Shearwater Rook

[Matador; 2008]

Rating: 1/5

Styles: Talk Talk
Others: Talk Talk, Talk Talk, Mark Hollis, Talk Talk

There’s a Journey tribute band in Austin named Odyssey. There’s also an AC/DC tribute band named Big Balls. And now we’ve got a Talk Talk tribute band named Shearwater.

Frontman Jonathan Meiburg has always glanced at a Mark Hollis impression, but now he’s staring it full in the eyes. Maybe I’m reaching too much, but that drum break on “Home Life” sure reminds me of the drum break from “New Grass.” And those clarinets sure are reminiscent of those clarinets from Mark Hollis’ solo album. And “Lost Boys” sure does sound like “Westward Bound,” though not quite as much as “I Was a Cloud” does. The line between homage and plagiarism can be thin, and it’s no coincidence that the B-side to the album’s single (“Rooks”) is one of the most straight-ahead, unimaginative covers I’ve ever heard of “The Rainbow” by Talk Talk.

The songs here tend to go nowhere for a quiet couple of minutes before bursting randomly into tightly composed melodrama, which could be mistaken for actually going somewhere. The majority of the songs feel half-finished at best and end before they really get going: “Century Eyes” gets rocking until the band cuts it off right after the two-minute mark -- there are better ways to nod to “Ascension Day.” When Shearwater tighten up, they sound less like Talk Talk and more like a faceless rock band fronted by Mark Hollis. It’s no surprise that the one song they allow to stretch out, “Home Life,” may as well be on Missing Pieces. Of its own accord, Rook could be a pleasant enough listen, but it acts more as another lesson that the only person who should be attempting to sound like late-Talk Talk is Mark Hollis. As if late-Talk Talk wasn’t lesson enough in itself.

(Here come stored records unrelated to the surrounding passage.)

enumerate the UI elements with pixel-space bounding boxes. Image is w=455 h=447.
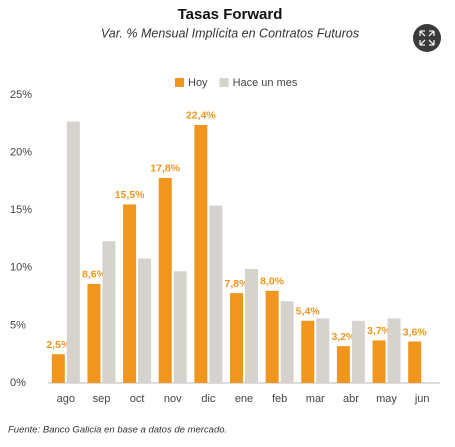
- bar: [158, 177, 172, 383]
- x-tick-label: mar: [306, 393, 325, 405]
- legend-swatch: [219, 78, 229, 87]
- bar: [372, 340, 386, 383]
- chart-title: Tasas Forward: [178, 6, 283, 23]
- value-label: 3,6%: [403, 326, 428, 338]
- bar: [87, 283, 101, 383]
- x-tick-label: nov: [164, 393, 182, 405]
- bar: [173, 271, 187, 383]
- bar: [102, 241, 116, 383]
- legend-swatch: [175, 78, 184, 87]
- bar: [66, 121, 80, 383]
- legend-label: Hace un mes: [233, 77, 298, 89]
- bar: [316, 318, 330, 383]
- y-tick-label: 20%: [10, 147, 32, 159]
- x-tick-label: jun: [414, 393, 430, 405]
- value-label: 15,5%: [115, 189, 145, 201]
- x-tick-label: feb: [272, 393, 287, 405]
- bar: [387, 318, 401, 383]
- y-tick-label: 10%: [10, 262, 32, 274]
- bar: [51, 354, 65, 383]
- x-tick-label: abr: [343, 393, 359, 405]
- bar: [245, 268, 258, 383]
- y-tick-label: 0%: [10, 377, 26, 389]
- expand-button[interactable]: [413, 24, 441, 52]
- y-tick-label: 15%: [10, 204, 32, 216]
- value-label: 5,4%: [296, 306, 321, 318]
- bar: [301, 320, 315, 383]
- x-tick-label: dic: [201, 393, 216, 405]
- y-tick-label: 25%: [10, 89, 32, 101]
- bar: [336, 346, 350, 383]
- expand-icon: [419, 30, 435, 46]
- legend-label: Hoy: [188, 77, 208, 89]
- value-label: 8,6%: [82, 269, 107, 281]
- bar: [123, 204, 137, 383]
- bar: [230, 293, 243, 383]
- bar: [280, 301, 294, 383]
- bar: [194, 124, 208, 384]
- x-tick-label: sep: [93, 393, 111, 405]
- bar: [209, 205, 223, 383]
- bar: [265, 290, 279, 383]
- bar: [408, 341, 422, 383]
- value-label: 3,7%: [367, 325, 392, 337]
- x-tick-label: ene: [235, 393, 253, 405]
- value-label: 2,5%: [46, 339, 71, 351]
- expand-circle: [413, 24, 441, 52]
- chart-subtitle: Var. % Mensual Implícita en Contratos Fu…: [101, 26, 359, 40]
- value-label: 3,2%: [331, 331, 356, 343]
- value-label: 7,8%: [225, 278, 250, 290]
- bar: [351, 320, 365, 383]
- x-tick-label: may: [376, 393, 397, 405]
- value-label: 22,4%: [186, 110, 216, 122]
- y-tick-label: 5%: [10, 319, 26, 331]
- bar: [138, 258, 152, 383]
- value-label: 8,0%: [260, 276, 285, 288]
- footnote: Fuente: Banco Galicia en base a datos de…: [8, 425, 227, 436]
- x-tick-label: ago: [57, 393, 75, 405]
- x-tick-label: oct: [130, 393, 145, 405]
- value-label: 17,8%: [150, 163, 180, 175]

Mark Hollis wrote two of the most adventurous, respected, and beautiful albums of their respective decades three years apart. The realization of Laughing Stock was so close to what Hollis envisioned that he couldn’t write another album for seven years. And when his solo album’s realization surpassed even that, he retired from music figuring he couldn’t do it again. Maybe the fact that I’ve had Spirit of Eden, Laughing Stock, and the Mark Hollis album in constant rotation for the past six months has clouded my vision. Or maybe the fact that Shearwater’s been doing the exact same thing has clouded theirs.